YouGov has been probing Britain's grating habits - OJO Images RF
YouGov has been probing Britain's grating habits - OJO Images RF

Only one side of the cheese grater is ever used by the majority of people in Britain, a YouGov poll has found.

Polsters discovered that on a classic four-sided box grater the vast majority of people, 84 percent, opt for the side with the medium raindrop-shaped holes.

Although in strict culinary terms this isn’t actually considered grating, but shredding.
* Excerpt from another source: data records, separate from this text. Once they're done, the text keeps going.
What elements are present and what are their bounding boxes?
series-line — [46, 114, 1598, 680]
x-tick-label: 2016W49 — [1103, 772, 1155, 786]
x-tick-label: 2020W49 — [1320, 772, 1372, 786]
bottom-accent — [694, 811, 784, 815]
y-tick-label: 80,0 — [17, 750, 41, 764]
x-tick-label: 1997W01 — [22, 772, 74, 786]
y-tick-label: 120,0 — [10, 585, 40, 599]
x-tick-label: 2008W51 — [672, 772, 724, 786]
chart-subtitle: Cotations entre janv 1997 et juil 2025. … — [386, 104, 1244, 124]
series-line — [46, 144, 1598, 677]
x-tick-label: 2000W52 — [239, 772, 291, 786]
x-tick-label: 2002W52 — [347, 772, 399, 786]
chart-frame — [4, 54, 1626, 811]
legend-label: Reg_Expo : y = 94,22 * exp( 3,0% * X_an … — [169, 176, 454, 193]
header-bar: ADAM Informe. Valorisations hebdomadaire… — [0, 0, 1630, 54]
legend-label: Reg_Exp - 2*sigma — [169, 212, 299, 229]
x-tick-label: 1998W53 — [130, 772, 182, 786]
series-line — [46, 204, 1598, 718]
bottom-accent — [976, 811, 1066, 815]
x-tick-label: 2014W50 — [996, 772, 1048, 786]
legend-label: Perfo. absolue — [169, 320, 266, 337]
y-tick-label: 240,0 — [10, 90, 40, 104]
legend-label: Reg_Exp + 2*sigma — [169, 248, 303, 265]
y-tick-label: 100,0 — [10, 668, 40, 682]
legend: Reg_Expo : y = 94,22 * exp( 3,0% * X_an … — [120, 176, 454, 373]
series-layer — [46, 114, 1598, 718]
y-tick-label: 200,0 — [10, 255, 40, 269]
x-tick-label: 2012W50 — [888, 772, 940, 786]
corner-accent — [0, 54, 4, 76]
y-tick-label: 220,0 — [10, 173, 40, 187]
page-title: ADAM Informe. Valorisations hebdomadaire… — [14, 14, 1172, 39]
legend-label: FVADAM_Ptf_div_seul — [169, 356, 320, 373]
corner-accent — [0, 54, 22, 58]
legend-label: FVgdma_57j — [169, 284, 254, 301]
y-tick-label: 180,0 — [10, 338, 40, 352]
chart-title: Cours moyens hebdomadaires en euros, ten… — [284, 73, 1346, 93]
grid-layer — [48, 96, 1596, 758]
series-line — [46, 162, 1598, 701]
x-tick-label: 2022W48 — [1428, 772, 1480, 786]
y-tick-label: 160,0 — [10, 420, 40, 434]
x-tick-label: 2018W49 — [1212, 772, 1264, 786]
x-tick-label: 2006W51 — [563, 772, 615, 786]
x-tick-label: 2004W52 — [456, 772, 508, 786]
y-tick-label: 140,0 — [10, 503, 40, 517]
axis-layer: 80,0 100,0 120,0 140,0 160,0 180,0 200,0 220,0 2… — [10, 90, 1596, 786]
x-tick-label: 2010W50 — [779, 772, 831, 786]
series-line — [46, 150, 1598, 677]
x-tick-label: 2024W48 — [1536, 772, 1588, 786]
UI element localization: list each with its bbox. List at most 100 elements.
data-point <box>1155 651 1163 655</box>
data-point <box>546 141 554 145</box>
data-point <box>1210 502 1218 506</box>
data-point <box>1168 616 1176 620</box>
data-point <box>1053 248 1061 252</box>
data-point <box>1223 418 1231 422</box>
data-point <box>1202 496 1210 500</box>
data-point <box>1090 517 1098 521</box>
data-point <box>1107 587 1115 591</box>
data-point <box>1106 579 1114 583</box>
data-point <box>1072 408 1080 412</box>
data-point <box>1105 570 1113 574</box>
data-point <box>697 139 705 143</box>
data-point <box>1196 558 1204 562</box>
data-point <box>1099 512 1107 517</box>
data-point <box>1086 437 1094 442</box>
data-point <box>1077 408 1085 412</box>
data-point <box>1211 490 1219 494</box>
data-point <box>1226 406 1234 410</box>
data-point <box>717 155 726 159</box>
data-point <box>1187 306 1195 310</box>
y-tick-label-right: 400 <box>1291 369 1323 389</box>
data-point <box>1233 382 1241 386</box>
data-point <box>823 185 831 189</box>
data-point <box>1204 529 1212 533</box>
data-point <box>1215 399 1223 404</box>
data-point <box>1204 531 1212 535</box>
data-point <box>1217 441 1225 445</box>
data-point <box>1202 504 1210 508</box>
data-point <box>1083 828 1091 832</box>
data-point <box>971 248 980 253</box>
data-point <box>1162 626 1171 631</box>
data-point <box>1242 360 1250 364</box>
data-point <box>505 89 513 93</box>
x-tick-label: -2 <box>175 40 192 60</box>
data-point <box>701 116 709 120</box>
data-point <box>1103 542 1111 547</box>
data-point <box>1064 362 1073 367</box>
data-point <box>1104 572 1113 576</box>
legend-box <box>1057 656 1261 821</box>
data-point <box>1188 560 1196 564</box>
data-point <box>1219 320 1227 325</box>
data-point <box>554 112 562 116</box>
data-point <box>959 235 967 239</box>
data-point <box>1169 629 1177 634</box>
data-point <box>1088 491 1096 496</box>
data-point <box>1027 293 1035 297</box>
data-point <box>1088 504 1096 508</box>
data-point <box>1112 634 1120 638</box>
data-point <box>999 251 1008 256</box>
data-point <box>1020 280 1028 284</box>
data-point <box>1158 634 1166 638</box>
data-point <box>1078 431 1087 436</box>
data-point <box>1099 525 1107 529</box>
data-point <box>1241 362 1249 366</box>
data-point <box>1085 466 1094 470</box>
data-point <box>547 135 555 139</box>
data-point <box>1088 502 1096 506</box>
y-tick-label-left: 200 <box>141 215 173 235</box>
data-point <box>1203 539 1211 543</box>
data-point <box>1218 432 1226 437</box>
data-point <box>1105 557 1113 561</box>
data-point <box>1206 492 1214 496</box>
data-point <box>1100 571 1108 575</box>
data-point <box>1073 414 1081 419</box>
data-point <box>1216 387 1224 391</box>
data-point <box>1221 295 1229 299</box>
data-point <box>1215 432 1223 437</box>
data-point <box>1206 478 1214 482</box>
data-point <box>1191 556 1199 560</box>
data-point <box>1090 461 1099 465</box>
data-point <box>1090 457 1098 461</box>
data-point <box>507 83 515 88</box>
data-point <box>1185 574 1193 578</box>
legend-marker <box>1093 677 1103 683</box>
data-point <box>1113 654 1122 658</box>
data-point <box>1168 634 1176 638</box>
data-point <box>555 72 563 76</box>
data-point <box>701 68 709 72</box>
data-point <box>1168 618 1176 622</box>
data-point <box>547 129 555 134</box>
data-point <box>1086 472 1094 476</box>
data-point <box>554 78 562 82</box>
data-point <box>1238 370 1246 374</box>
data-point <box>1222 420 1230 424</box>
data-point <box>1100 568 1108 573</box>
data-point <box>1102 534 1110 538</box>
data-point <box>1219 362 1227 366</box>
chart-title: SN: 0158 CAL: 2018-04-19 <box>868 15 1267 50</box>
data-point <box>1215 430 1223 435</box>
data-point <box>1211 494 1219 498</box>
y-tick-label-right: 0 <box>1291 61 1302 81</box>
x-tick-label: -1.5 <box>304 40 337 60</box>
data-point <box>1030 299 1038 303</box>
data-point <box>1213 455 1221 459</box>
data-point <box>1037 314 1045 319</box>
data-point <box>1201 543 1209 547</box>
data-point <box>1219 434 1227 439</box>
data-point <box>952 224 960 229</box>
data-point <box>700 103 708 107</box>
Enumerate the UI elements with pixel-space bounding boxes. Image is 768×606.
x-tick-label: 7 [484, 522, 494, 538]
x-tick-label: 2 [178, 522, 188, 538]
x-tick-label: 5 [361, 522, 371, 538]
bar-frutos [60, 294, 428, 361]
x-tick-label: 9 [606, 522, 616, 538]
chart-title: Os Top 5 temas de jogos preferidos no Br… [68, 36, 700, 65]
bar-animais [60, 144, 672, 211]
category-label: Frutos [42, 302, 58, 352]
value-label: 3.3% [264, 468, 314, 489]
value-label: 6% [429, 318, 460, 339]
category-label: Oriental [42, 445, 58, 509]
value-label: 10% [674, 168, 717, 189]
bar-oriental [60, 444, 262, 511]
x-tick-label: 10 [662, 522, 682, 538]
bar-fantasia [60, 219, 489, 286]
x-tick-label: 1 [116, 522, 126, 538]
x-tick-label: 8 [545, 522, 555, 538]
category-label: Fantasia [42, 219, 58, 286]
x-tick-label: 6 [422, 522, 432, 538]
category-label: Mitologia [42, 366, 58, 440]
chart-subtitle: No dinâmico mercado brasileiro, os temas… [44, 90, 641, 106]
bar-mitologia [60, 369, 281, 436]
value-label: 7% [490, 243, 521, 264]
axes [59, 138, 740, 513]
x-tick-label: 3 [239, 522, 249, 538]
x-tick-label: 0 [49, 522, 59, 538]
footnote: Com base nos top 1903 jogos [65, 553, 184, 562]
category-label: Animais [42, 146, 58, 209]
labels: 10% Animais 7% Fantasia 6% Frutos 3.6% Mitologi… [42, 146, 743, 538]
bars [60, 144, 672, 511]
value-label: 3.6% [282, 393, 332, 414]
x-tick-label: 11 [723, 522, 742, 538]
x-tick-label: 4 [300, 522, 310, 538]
YouGov also found that few British people venture to use any of the other sides.

One in three use the side with the smaller raindrop-shaped holes, which is also technically for shredding.

Even fewer, 14 percent, use the side with the small prickly holes, which is the only side that is technically for grating.

The least utilised side of the grate, YouGov found, was the side with wide holes for shaving cheese, which a mere 12 percent of respondents used.

Seven percent of those surveyed said they had never used a cheese grater.

Ben Glanville, Head of YouGov Omnibus, said: “Here at YouGov we do occasionally like to explore the lesser-discussed dilemmas that we face in everyday life.

“Our survey suggests that perhaps all along, Britons have been too embarrassed to ask what each side is actually for, while sticking resolutely to their favourite.”

As well as grating matters, the polling company also probed how British people dealt with the culinary conundrum of grating when the lump becomes too small.

The most common solution, which 43 percent of people admitted to, was to just eat it.

A further one in nine, 11 percent, said they put the too-small-to-grate chunk back into the packet, while nine percent added it in whole with the grated cheese.

However, 29 percent of respondents said no amount of cheese is too small not to grate and that they risked their fingertips by grating until all the cheese is gone.